The reason to split Estimator and Predictor into two classes is that many models require a dedicated training step to generate a global model. This global model is only trained once, but is used to make predictions for all time series.

This is in contrast to local models, which are fitted on individual time series and therefore try to capture the characteristics of each time series but not the dataset in its entirety.

Training a global model can take a lot of time: up to hours, but sometimes even days. Thus, it is not feasible to train the model as part of the prediction request and it happens as a separate “offline” step.
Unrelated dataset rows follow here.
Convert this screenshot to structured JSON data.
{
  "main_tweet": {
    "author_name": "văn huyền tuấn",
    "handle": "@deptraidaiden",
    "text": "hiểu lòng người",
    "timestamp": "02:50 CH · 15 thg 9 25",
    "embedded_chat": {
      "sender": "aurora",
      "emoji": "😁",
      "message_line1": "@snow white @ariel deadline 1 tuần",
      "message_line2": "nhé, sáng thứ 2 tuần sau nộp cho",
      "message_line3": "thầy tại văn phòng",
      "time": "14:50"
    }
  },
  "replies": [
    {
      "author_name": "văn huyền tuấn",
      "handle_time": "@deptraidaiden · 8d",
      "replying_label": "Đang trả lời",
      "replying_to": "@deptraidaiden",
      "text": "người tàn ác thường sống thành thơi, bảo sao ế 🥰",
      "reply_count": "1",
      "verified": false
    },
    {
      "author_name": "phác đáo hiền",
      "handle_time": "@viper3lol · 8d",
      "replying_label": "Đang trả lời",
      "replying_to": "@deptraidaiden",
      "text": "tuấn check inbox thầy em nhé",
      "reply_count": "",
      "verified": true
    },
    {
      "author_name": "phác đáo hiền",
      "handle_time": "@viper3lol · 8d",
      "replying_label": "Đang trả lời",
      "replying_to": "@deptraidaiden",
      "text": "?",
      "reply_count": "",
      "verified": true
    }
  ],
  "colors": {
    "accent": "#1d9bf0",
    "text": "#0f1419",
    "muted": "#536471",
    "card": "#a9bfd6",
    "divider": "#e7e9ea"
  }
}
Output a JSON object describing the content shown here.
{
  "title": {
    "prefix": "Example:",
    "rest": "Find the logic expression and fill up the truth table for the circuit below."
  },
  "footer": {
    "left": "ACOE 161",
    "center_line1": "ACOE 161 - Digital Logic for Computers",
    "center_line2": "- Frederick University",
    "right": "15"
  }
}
In contrast, fitting a local model is usually much faster and is done “online” as part of the prediction.

In GluonTS, local models are directly available as predictors, whilst global models are offered as estimators, which need to be trained first:

# global DeepAR model
estimator = DeepAREstimator(prediction_length=24, freq="H")
predictor = estimator.train(train_data)

# local Prophet model
predictor = ProphetPredictor(prediction_length=24)

Dataset#

In GluonTS, a Dataset is a collection of time series objects. Each of these objects has columns (or fields) which represent attributes of the time series.

Most models use the target column to indicate the time series that we want to predict in the future:

{"target": [1, 2, 3, 4, 5, 6]}

Note that the target column is not imposed by GluonTS onto models, but it is used by most models by convention.

API#

To be more precise, a Dataset is defined like this:

DataEntry = dict[str, Any]

class Dataset(Protocol):
    def __iter__(self) -> Iterator[DataEntry]:
        ...

    def __len__(self) -> int:
        ...

In other words, anything that can emit dictionaries can act as a Dataset.